A acetilcolina (ACh) é o neurotransmissor da junção neuromuscular , é sintetizada nos núcleos septais e nasais de Meynert (núcleos do cérebro anterior), tanto no sistema nervoso central (onde se localiza o cérebro quanto a medula espinhal) como no sistema nervoso periférico (o resto) e causa doenças como miastenia grave (doença neuromuscular causada por fraqueza dos músculos esqueléticos) e distonia muscular (distúrbio caracterizado por movimentos de torção involuntários).

2. Aminas biogênicas

As aminas biogênicas são serotonina e catecolaminas (adrenalina, noradrenalina e dopamina) e atuam principalmente pelos receptores metabotrópicos.
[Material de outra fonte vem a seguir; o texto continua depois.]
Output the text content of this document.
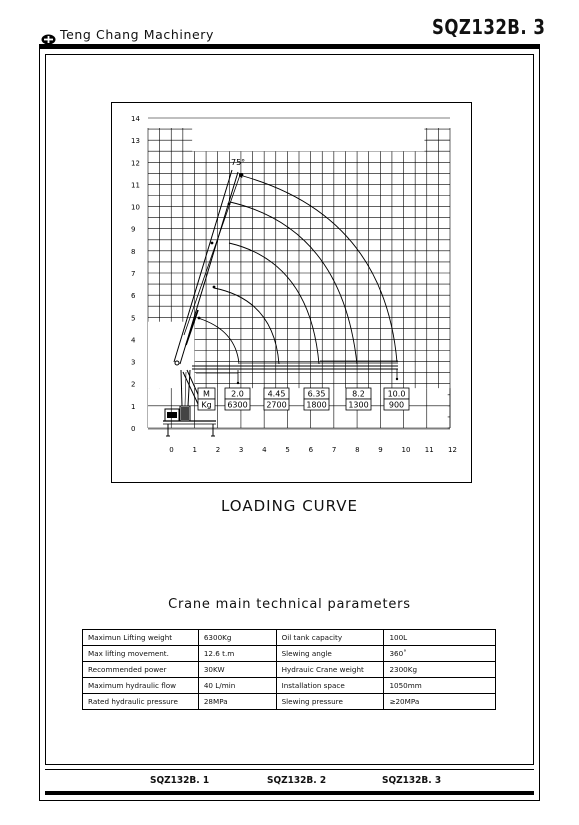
Teng Chang Machinery	SQZ132B. 3
75°
0
1
2
3
4
5
6
7
8
9
10
11
12
13
14
0	1	2	3	4	5	6	7	8	9	10 11 12
M
Kg
2.0
6300
4.45
2700
6.35
1800
8.2
1300
10.0
900
LOADING CURVE
Crane main technical parameters
Maximun Lifting weight	6300Kg	Oil tank capacity	100L
Max lifting movement.	12.6 t.m	Slewing angle	360˚
Recommended power	30KW	Hydrauic Crane weight	2300Kg
Maximum hydraulic flow	40 L/min	Installation space	1050mm
Rated hydraulic pressure	28MPa	Slewing pressure	≥20MPa
SQZ132B. 1	SQZ132B. 2	SQZ132B. 3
  • A serotonina é sintetizada a partir do núcleo da rafe (tronco cerebral); noradrenalina no locus coeruleus (no tronco cerebral) e dopamina na substância negra e na área tegmental ventral (de onde as projeções são enviadas para várias regiões do cérebro anterior).
  • A dopamina (DA) está associada com prazer e humor. Um déficit disso na substância negra (porção do mesencéfalo e elemento fundamental nos gânglios da base) produz Parkinson e o excesso produz esquizofrenia.
  • A noradrenalina é sintetizada a partir de dopamina, é mecanismos relacionados luta e fuga e provoca uma ADHD défice e depressão.
  • A adrenalina é sintetizado a partir de noradrenalina nas cápsulas supra-renais ou medula supra-renal, activa o sistema nervoso simpático (sistema responsável para a inervação do músculo liso, músculo cardíaco e glândulas), participa nas reacções de combater e voo, aumenta a frequência cardíaca e contrai vasos sanguíneos; Produz ativação emocional e está relacionada a patologias do estresse e à síndrome de adaptação geral (síndrome que consiste em submeter o corpo ao estresse).
  • As aminas biogênicas desempenham papéis importantes na regulação estados emocionais e atividade mental.

3. Aminoácidos transmissores

Os aminoácidos transmissores excitatórios mais importantes são o glutamato e o aspartato e os inibidores são o GABA (ácido gama imunobutírico) e a glicina. Esses neurotransmissores são distribuídos por todo o cérebro e participam de quase todas as sinapses do SNC, onde se ligam aos receptores ionotrópicos.

4. Neuropeptídeos

Os neuropeptídeos são formados por aminoácidos e atuam principalmente como neuromoduladores no SNC . Os mecanismos de transmissão sináptica química podem ser afetados por substâncias psicoativas cujo efeito no cérebro é a modificação da eficiência com a qual ocorre a comunicação química do nervo, e é por isso que algumas dessas substâncias são usadas como ferramentas terapêuticas no tratamento de distúrbios psicopatológicos e doenças neurodegenerativas.